AIBuildAI-2 addresses the high-impact problem of democratizing AI model development for non-experts, particularly scientists. Its knowledge-enhanced agent with an evolving knowledge system demonstrates strong empirical results (first on MLE-Bench, top 6.6% against human experts), showing practical utility. The approach has broad cross-disciplinary impact by enabling scientists in biology, physics, and chemistry to build AI models without specialized expertise. Paper 1, while addressing an important theoretical problem of norm-guided planning, has narrower scope and less demonstrated real-world impact, with evaluation limited to a dialogue task.
Paper 1 has higher potential impact due to broader applicability and timeliness: an evolving, external-knowledge-enhanced agent for automated ML engineering can benefit many domains beyond AI (biology, chemistry, physics) and addresses a major bottleneck in practice. The reported strong benchmark/competition performance suggests practical relevance. Paper 2 is a solid, domain-specific plug-and-play reconstruction method for dental CBCT with evidence largely from synthetic data and qualitative real-image results; its impact is likely narrower (medical imaging) and less broadly transformative despite real-world utility.
Paper 1 presents a highly impactful tool capable of democratizing AI development for natural scientists, directly accelerating cross-disciplinary scientific discovery.
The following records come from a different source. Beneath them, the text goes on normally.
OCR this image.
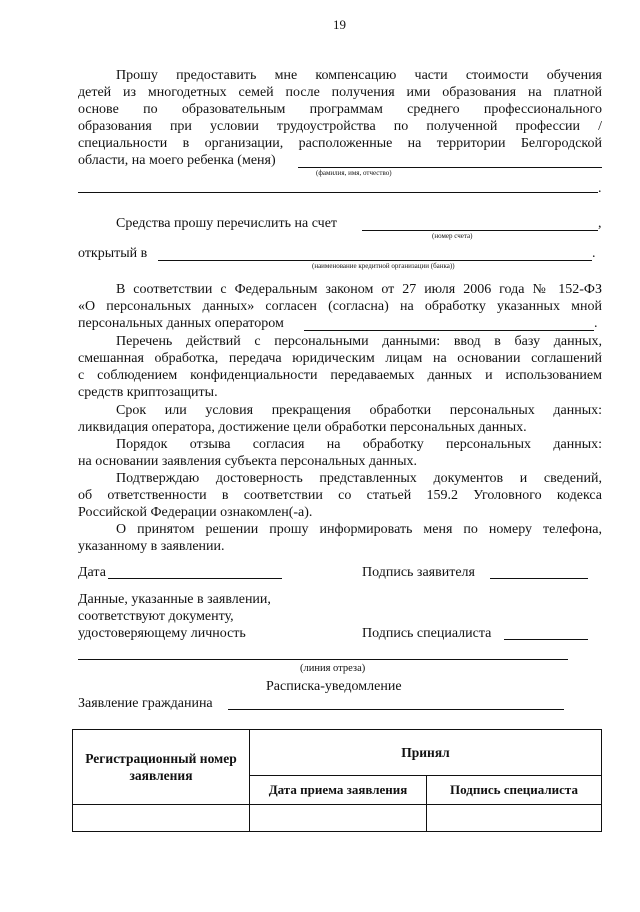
19
Прошу предоставить мне компенсацию части стоимости обучения
детей из многодетных семей после получения ими образования на платной
основе по образовательным программам среднего профессионального
образования при условии трудоустройства по полученной профессии /
специальности в организации, расположенные на территории Белгородской
области, на моего ребенка (меня)
(фамилия, имя, отчество)
.
Средства прошу перечислить на счет	,
(номер счета)
открытый в	.
(наименование кредитной организации (банка))
В соответствии с Федеральным законом от 27 июля 2006 года № 152-ФЗ
«О персональных данных» согласен (согласна) на обработку указанных мной
персональных данных оператором	.
Перечень действий с персональными данными: ввод в базу данных,
смешанная обработка, передача юридическим лицам на основании соглашений
с соблюдением конфиденциальности передаваемых данных и использованием
средств криптозащиты.
Срок или условия прекращения обработки персональных данных:
ликвидация оператора, достижение цели обработки персональных данных.
Порядок отзыва согласия на обработку персональных данных:
на основании заявления субъекта персональных данных.
Подтверждаю достоверность представленных документов и сведений,
об ответственности в соответствии со статьей 159.2 Уголовного кодекса
Российской Федерации ознакомлен(-а).
О принятом решении прошу информировать меня по номеру телефона,
указанному в заявлении.
Дата	Подпись заявителя
Данные, указанные в заявлении,
соответствуют документу,
удостоверяющему личность	Подпись специалиста
(линия отреза)
Расписка-уведомление
Заявление гражданина
Регистрационный номер заявления	Принял	
	Дата приема заявления	Подпись специалиста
Its evolving, hierarchical knowledge system addresses significant bottlenecks in automated model building, offering broader real-world applications and wider impact across multiple fields compared to the LLM-specific algorithmic improvements in Paper 2.
AIBuildAI-2 addresses the broad challenge of automating AI model development, with demonstrated state-of-the-art results on established benchmarks (MLE-Bench) and real competitions. Its knowledge-enhanced agent framework with self-evolving knowledge systems has wide applicability across all fields using AI, potentially democratizing AI for non-experts. While TIGER makes a solid contribution to enzyme-reaction retrieval in computational biology, its scope is narrower. AIBuildAI-2's breadth of impact across scientific disciplines, practical utility, and novel self-improving knowledge architecture give it higher potential impact.
Paper 2 is likely to have higher scientific impact because it introduces a principled, broadly applicable evaluation framework (strictly proper trajectory-level scoring rules) with formal elicitation guarantees, addressing a foundational measurement problem in agentic uncertainty. Its methodological rigor (theorems, censored-trajectory extension) and clarity about what existing metrics do/do not elicit make it useful across many agent settings and benchmarks, improving comparability and scientific validity of UQ research. Paper 1 is practically impactful, but its contribution is more system/engineering-centric and may date faster as agent-building tools evolve.
Paper 1 presents a method to automate AI model building, which has profound implications for accelerating scientific discovery across multiple disciplines by lowering the barrier to entry for natural scientists. Its evolving, knowledge-enhanced architecture addresses a major limitation in current autonomous AI agents. While Paper 2 offers a rigorous approach to benchmarking enterprise agents, Paper 1's potential to democratize AI development and its state-of-the-art performance on MLE benchmarks give it a significantly broader and deeper scientific impact.